Deirdre’s face took on a dazed expression and she lowered herself like a zombie to the bench. “It felt like a replay of Twycross. Elementals came into our area and began to shoot up what vehicles we had. Meanwhile, the veterinary hospital we had converted into a clinic offered no cover. Things just started exploding and there were fires and glass flying everywhere.”
She covered her face briefly with her hands, as though the memory were too painful. “So much blood. I was working on a boy who’d been hit in the chest and we couldn’t stop the bleeding. And then one of my nurses got hit, and I realized they were shooting at the hospital.” Tears rolled from her red-rimmed eyes. “I told someone to call for you on the radio because you’d told me you had our sector and that you would protect us.” Her hands curled into fists and she stared defiantly at him. “I should have known better.”
Kai ground his teeth. “Victor was in trouble. The Clans had trapped him. I was on the way to help you, then his call came through. I knew I was the only one who could reach him in time. I had to go to him.”
“Blue blood is thicker than red, isn’t it, Leftenant Allard-Liao?” Her lip curled up in a snarl that blasphemed her beauty.
“Come off it, Doctor!” Kai posted off the top of the pump and leaped over the tub. He grabbed her by the shoulders and dragged her to her feet. “It was triage, just the same as you practice in your hospital. Yes, I’ll say it, Victor was more important than a whole DropShip full of wounded men.

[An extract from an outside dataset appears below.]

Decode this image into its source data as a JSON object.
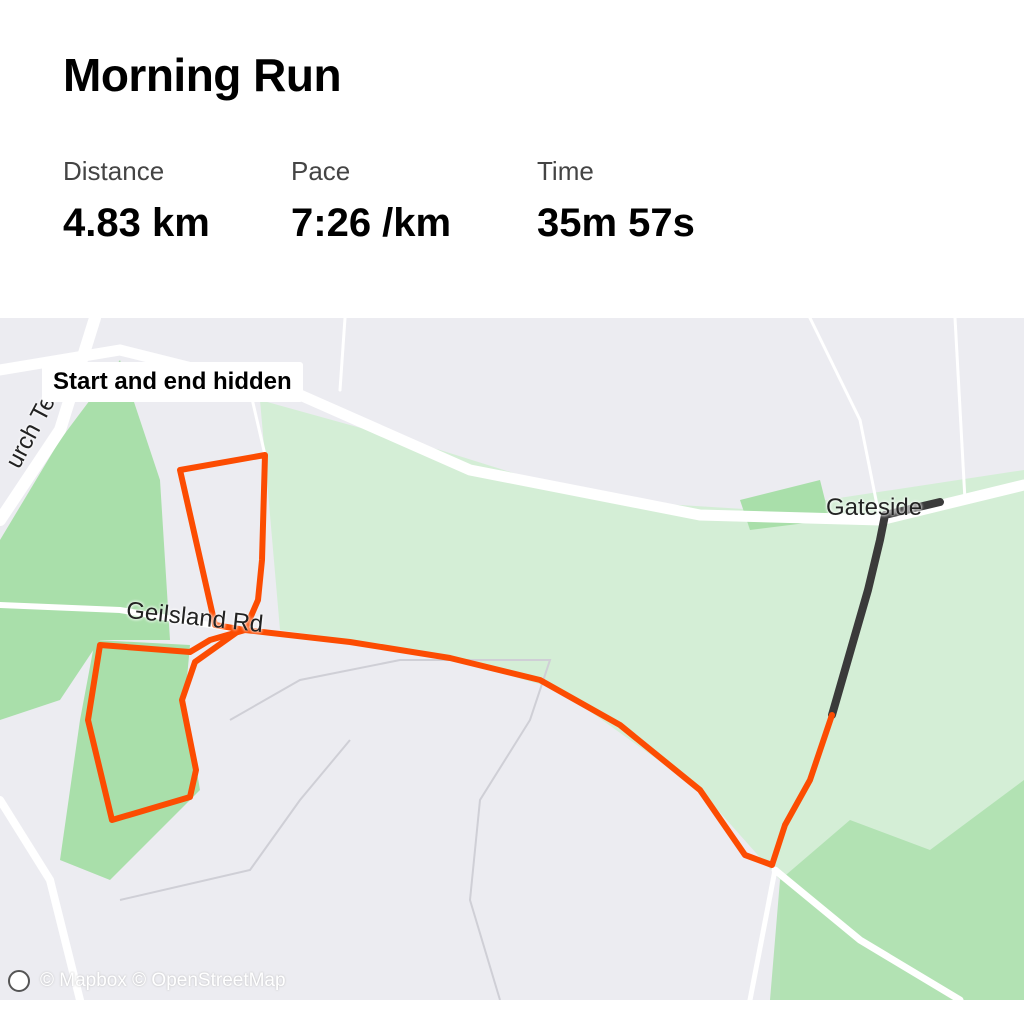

Do you know why?”
“He’s an adventuristic noble who leaves broken and bleeding bodies wherever he goes.” Her eyes blazed with fury.
“No!” Kai shook her roughly. “No, the reason Victor was more important than your wounded men and women is because he is important to all of them. If Victor died, or was captured, we’d all lose the heart to fight. Every one of those people who died in your hospital had been fighting with Victor to oppose something they felt was evil, something destroying their way of life. Saving Victor gave their sacrifice meaning.”
“Dead is dead, and there is no meaning in it!” Deirdre pulled away from him. “Damn you and Victor and Hanse Davion and the Clans and everyone. You all see wars as the place where glories can be won. You all brag about courage and bravery and sacrifice as if that ennobles the death of some half-trained schoolboy who’s blown apart while carrying a gun. That’s obscene, because it fosters the mistaken idea that life is cheap enough to waste if the cause is right or just.”